Perché i paesi si rivoluzionano con le riforme liberali. Il caso Irlanda

Maurizio Stefanini
Le lezioni ai neo protezionisti dai governi che stanno riuscendo ad abbassare le tasse e ad aprirsi al mercato.

Anche qui, malgrado la crisi che aveva colpito il paese a seguito dello scoppio della bolla finanziaria, il governo è riuscito a resistere alle pressioni dell’Ue per aumentare quella famosa aliquota dell’imposta sulle società al 12,5 per cento: soglia che spinge le multinazionali a stabilire sedi dalle parti di Dublino. E lo scorso mese una revisione della crescita a cura dell’Ufficio Centrale di Statistica ha calcolato per il pil nel corso del 2015 una crescita mostruosa del 26,3 per cento: un boom dovuto soprattutto all’aumento del numero di aerei importati in Irlanda per attività di leasing e, appunto, all’impennata della massa di capitale delle multinazionali con sede nel paese. E sì che non era neanche iniziato quell’effetto Brexit, per cui sempre Dublino è la capitale Ue di lingua inglese più vicina a Londra. 

 

Ovviamente proprio questo affollarsi di società fa si che il pil, in cui si misura la somma dei beni e servizi finali prodotti all’interno di un paese in un dato periodo di tempo, sia forse meno affidabile del Pnl, somma dei beni e servizi prodotta dai semplici residenti del paese.
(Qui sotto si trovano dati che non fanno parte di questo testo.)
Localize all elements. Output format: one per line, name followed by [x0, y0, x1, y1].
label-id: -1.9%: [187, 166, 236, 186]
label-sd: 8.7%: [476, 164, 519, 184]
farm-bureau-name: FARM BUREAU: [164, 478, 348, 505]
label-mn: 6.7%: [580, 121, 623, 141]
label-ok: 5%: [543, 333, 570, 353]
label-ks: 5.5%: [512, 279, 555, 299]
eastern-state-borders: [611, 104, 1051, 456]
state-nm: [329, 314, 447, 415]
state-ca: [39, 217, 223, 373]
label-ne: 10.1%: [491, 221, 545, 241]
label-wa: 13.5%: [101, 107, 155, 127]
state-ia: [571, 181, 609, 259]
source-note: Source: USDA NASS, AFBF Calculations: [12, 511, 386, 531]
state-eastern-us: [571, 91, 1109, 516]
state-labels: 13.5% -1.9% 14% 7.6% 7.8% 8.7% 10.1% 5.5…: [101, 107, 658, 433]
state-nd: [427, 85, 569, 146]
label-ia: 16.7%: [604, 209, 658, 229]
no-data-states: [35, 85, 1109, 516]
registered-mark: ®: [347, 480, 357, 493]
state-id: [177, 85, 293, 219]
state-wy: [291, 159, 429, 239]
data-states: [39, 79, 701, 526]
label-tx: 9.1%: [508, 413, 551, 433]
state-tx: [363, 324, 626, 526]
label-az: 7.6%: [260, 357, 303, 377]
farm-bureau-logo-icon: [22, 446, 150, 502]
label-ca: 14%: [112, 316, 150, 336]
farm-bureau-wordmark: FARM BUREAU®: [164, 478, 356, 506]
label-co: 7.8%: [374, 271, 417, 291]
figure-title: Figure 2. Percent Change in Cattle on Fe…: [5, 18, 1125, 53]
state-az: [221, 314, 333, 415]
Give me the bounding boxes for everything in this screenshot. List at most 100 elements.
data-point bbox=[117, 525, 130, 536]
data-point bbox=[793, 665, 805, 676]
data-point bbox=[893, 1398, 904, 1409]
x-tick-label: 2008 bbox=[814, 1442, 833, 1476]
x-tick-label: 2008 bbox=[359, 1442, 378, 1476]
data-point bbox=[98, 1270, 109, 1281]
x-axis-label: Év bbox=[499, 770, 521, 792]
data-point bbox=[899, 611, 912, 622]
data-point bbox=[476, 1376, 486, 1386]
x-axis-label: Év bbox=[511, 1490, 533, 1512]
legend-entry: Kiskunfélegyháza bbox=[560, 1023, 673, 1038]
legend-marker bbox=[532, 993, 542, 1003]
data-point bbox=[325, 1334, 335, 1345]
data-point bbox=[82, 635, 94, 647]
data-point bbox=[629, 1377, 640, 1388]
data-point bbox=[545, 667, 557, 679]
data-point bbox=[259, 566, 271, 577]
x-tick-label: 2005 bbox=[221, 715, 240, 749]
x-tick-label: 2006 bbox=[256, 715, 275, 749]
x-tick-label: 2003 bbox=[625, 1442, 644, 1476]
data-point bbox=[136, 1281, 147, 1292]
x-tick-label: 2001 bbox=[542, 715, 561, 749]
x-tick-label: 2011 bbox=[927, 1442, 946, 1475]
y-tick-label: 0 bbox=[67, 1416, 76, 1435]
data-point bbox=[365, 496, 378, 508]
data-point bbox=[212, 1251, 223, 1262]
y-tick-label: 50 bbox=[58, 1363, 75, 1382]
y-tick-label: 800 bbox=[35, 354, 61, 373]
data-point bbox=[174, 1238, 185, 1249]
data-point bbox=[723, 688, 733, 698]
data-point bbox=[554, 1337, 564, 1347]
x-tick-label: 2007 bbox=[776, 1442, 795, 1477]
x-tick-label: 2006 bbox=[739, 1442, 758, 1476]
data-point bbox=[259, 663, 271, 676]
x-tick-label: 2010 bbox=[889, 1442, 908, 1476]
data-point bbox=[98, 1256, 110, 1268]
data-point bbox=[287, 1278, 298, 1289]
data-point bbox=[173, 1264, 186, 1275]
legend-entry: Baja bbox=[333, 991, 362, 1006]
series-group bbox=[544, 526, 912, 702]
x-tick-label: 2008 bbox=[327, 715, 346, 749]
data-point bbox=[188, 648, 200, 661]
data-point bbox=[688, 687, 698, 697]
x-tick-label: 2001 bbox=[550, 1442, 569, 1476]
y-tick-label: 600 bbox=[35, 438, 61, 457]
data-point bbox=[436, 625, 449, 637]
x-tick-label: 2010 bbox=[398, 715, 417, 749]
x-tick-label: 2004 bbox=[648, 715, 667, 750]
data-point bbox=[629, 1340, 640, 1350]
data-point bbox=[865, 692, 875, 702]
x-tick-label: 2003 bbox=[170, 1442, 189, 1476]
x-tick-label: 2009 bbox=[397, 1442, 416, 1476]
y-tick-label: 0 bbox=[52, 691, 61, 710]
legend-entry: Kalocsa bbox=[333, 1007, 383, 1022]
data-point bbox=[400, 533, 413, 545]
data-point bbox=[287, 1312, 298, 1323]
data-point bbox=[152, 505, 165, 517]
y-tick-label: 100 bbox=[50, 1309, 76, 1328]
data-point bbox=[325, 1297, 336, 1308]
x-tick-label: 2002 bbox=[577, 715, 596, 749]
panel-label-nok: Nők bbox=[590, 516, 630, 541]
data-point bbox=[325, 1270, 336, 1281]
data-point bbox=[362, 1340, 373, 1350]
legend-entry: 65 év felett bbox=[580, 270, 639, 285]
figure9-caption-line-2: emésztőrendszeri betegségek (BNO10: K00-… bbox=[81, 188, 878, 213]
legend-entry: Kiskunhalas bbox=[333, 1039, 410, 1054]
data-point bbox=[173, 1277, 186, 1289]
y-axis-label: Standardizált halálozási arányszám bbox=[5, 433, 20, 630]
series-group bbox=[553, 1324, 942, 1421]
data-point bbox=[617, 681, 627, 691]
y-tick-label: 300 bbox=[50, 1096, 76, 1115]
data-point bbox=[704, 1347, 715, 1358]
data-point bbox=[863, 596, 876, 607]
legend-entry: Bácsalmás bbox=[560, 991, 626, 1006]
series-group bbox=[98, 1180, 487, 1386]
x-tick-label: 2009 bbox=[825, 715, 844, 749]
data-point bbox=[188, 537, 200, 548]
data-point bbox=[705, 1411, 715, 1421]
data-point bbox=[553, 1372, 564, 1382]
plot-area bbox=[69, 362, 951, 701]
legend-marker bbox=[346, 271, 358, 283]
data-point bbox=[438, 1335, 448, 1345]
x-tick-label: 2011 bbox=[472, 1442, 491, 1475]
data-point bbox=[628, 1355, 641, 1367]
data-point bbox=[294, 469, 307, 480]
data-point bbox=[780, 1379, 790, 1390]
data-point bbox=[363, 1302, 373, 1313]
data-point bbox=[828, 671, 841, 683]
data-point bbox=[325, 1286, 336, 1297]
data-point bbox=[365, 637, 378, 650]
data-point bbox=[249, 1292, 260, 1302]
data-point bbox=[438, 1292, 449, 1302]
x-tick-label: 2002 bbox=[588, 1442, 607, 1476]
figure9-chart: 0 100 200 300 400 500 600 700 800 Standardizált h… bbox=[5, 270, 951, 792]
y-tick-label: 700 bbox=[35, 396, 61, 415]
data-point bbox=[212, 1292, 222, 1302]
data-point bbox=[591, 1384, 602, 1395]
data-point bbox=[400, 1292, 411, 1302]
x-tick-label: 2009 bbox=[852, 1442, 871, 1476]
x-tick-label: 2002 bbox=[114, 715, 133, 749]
Anche togliendo quel che è stato prodotto in Irlanda da imprese straniere la crescita del 2015 è stata comunque record: +17,5 per cento, con un +4,5 per cento dei consumi e un calo della disoccupazione dal 15 al 9,4, mentre dopo essere passato tra il 2007 al 2012 dal 23,9 al 123,7 per cento il debito pubblico è tornato al 75 per cento. Toccando gli oltre 300 miliardi di deduzioni, detrazioni ed esenzioni fiscali a favore di categorie privilegiate della Tax Expenditure in Italia si potrebbe fare qualcosa di simile anche senza violare il Patto di Stabilità europeo.